There is a happy ending for the film, though. For the musicians who did survive, the film’s producers and director organized a reunion concert to help revive their works, and in doing so, created a new generation of listeners, Khmer and non-Khmer alike. Our country could be known for so much more than a four-year period of darkness and death.

Meanwhile, my daughter’s first question after leaving the theater was, “Why did the U.S. bomb Cambodia?” I held off on an answer, knowing that I’d have to find some kind of satisfactory response. In the lobby of the theater we posed in front of the movie poster: my daughter, my mother, and me—three generations of women. My mother and I had sat next to each other during the film. We cried together at the old footage of an empty Phnom Penh set to the melancholy melody of an ode to the city. I held her hand. It was the first time we had ever acknowledged our joint pain, and we weren’t alone in experiencing it. So much of what we’ve each felt has been in isolation, that to admit or succumb to it in front of others would be perceived as weak, or would keep us from protecting our children. And now I understand that my mother wasn’t trying to hide the death and starvation she bore witness to, but that she simply hadn’t found a vocabulary to speak about it. She didn’t want me to obsess or be dragged down by the knowledge of her suffering and our motherland’s suffering. Instead, she would allow me the space to find my own answers when I was ready, when I had the questions.

But my daughter had this question right away. At Penn Station, as we waited to take the train among a frenzy of riders, officers with guns, and soldiers with automatic weapons, she repeated the question: “Why did the U.S. bomb Cambodia?” I couldn’t put it off now. I let out a sigh. “Well honey, I think that’s a wonderful and difficult question that you’re asking, and I think that even most adults don’t understand why that happened. I’ll try to explain it to you.” And my husband and I did our best to use modified language to help her understand. She was barely eight at the time, the same age I wrote my first “book” about war. For the next month or so, she listened to the soundtrack of the film, proudly playing it for her non-Khmer friends (which were all she had since there were few Khmers in our neighborhood). The images, bombing sounds, and music of the film would be her entry point into this Cambodian narrative. And if her first question is any indication, she will arrive at her understanding with a bit more nuance and less confusion than I did. She will be much more prepared to answer the next generation.

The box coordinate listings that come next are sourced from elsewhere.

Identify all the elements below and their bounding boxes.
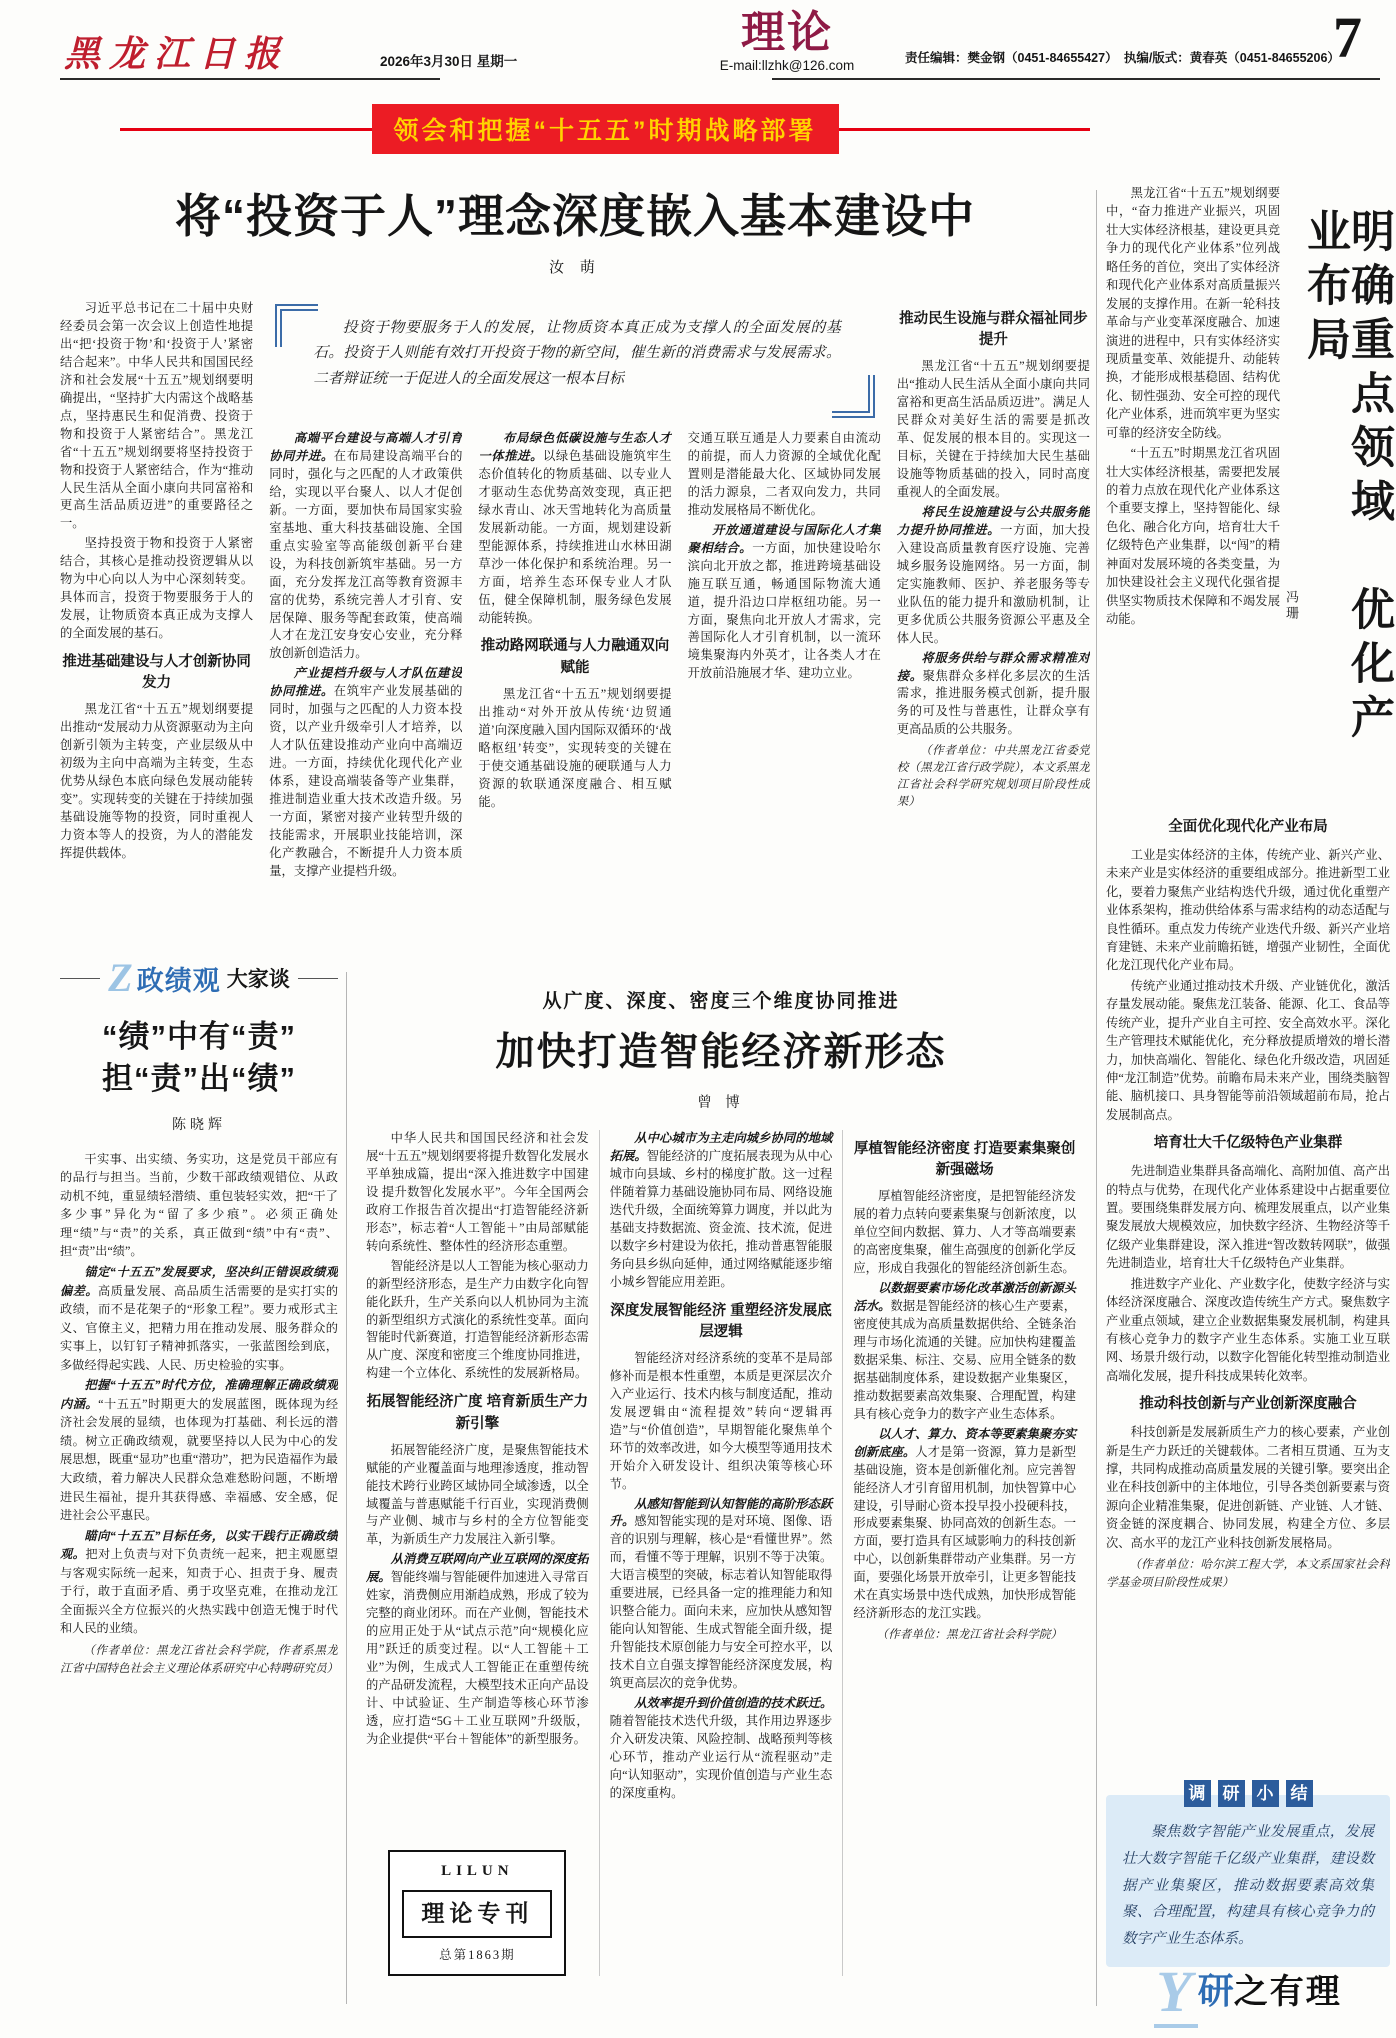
paragraph: 拓展智能经济广度，是聚焦智能技术赋能的产业覆盖面与地理渗透度，推动智能技术跨行业跨区域协同全域渗透，以全域覆盖与普惠赋能千行百业，实现消费侧与产业侧、城市与乡村的全方位智能变革，为新质生产力发展注入新引擎。 xyxy=(366,1442,589,1547)
industry-vertical-title: 明确重点领域 优化产业布局 xyxy=(1300,208,1393,748)
section-title: 理论 xyxy=(741,8,833,57)
paragraph: “十五五”时期黑龙江省巩固壮大实体经济根基，需要把发展的着力点放在现代化产业体系这个重要支撑上，坚持智能化、绿色化、融合化方向，培育壮大千亿级特色产业集群，以“闯”的精神面对发展环境的各类变量，为加快建设社会主义现代化强省提供坚实物质技术保障和不竭发展动能。 xyxy=(1106,446,1280,627)
paragraph: 把握“十五五”时代方位，准确理解正确政绩观内涵。“十五五”时期更大的发展蓝图，既体现为经济社会发展的显绩，也体现为打基础、利长远的潜绩。树立正确政绩观，就要坚持以人民为中心的发展思想，既重“显功”也重“潜功”，把为民造福作为最大政绩，着力解决人民群众急难愁盼问题，不断增进民生福祉，提升其获得感、幸福感、安全感，促进社会公平惠民。 xyxy=(60,1378,338,1523)
page-number: 7 xyxy=(1333,5,1362,70)
politics-body xyxy=(60,1150,338,1910)
badge-label-black: 大家谈 xyxy=(226,968,290,991)
survey-header-char: 小 xyxy=(1252,1780,1279,1807)
column-subhead: 培育壮大千亿级特色产业集群 xyxy=(1153,1135,1343,1152)
paragraph: 从效率提升到价值创造的技术跃迁。随着智能技术迭代升级，其作用边界逐步介入研发决策、风险控制、战略预判等核心环节，推动产业运行从“流程驱动”走向“认知驱动”，实现价值创造与产业生态的深度重构。 xyxy=(609,1696,833,1800)
paragraph: 从中心城市为主走向城乡协同的地域拓展。智能经济的广度拓展表现为从中心城市向县域、乡村的梯度扩散。这一过程伴随着算力基础设施协同布局、网络设施迭代升级，全面统筹算力调度，并以此为基础支持数据流、资金流、技术流，促进以数字乡村建设为依托，推动普惠智能服务向县乡纵向延伸，通过网络赋能逐步缩小城乡智能应用差距。 xyxy=(609,1131,833,1289)
article-column xyxy=(897,300,1090,948)
paragraph: 中华人民共和国国民经济和社会发展“十五五”规划纲要将提升数智化发展水平单独成篇，提出“深入推进数字中国建设 提升数智化发展水平”。今年全国两会政府工作报告首次提出“打造智能经济新形态”，标志着“人工智能＋”由局部赋能转向系统性、整体性的经济形态重塑。 xyxy=(366,1131,589,1253)
paragraph-lead: 从中心城市为主走向城乡协同的地域拓展。 xyxy=(609,1131,833,1163)
paragraph-lead: 从感知智能到认知智能的高阶形态跃升。 xyxy=(609,1496,833,1529)
article-body xyxy=(356,1130,1086,1976)
paragraph: 高端平台建设与高端人才引育协同并进。在布局建设高端平台的同时，强化与之匹配的人才政策供给，实现以平台聚人、以人才促创新。一方面，要加快布局国家实验室基地、重大科技基础设施、全国重点实验室等高能级创新平台建设，为科技创新筑牢基础。另一方面，充分发挥龙江高等教育资源丰富的优势，系统完善人才引育、安居保障、服务等配套政策，使高端人才在龙江安身安心安业，充分释放创新创造活力。 xyxy=(269,431,463,661)
paragraph: 以人才、算力、资本等要素集聚夯实创新底座。人才是第一资源，算力是新型基础设施，资本是创新催化剂。应完善智能经济人才引育留用机制，加快智算中心建设，引导耐心资本投早投小投硬科技，形成要素集聚、协同高效的创新生态。一方面，要打造具有区域影响力的科技创新中心，以创新集群带动产业集群。另一方面，要强化场景开放牵引，让更多智能技术在真实场景中迭代成熟，加快形成智能经济新形态的龙江实践。 xyxy=(853,1426,1077,1621)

Sokunthary Svay is a Pushcart-nominated Khmer writer and musician from the Bronx, New York. Her writing has appeared or is forthcoming in FLESH (Fixi Novo, 2016), Homelands: Women's Journeys Across Race, Place, and Time (Seal Press, 2006), Consequence, Prairie Schooner, Women's Studies Quarterly, LONTAR, and Mekong Review. Her first poetry collection will be published in fall 2017 with Willow Books. She is Poetry Editor for Newtown Literary, the only literary journal for the borough of Queens.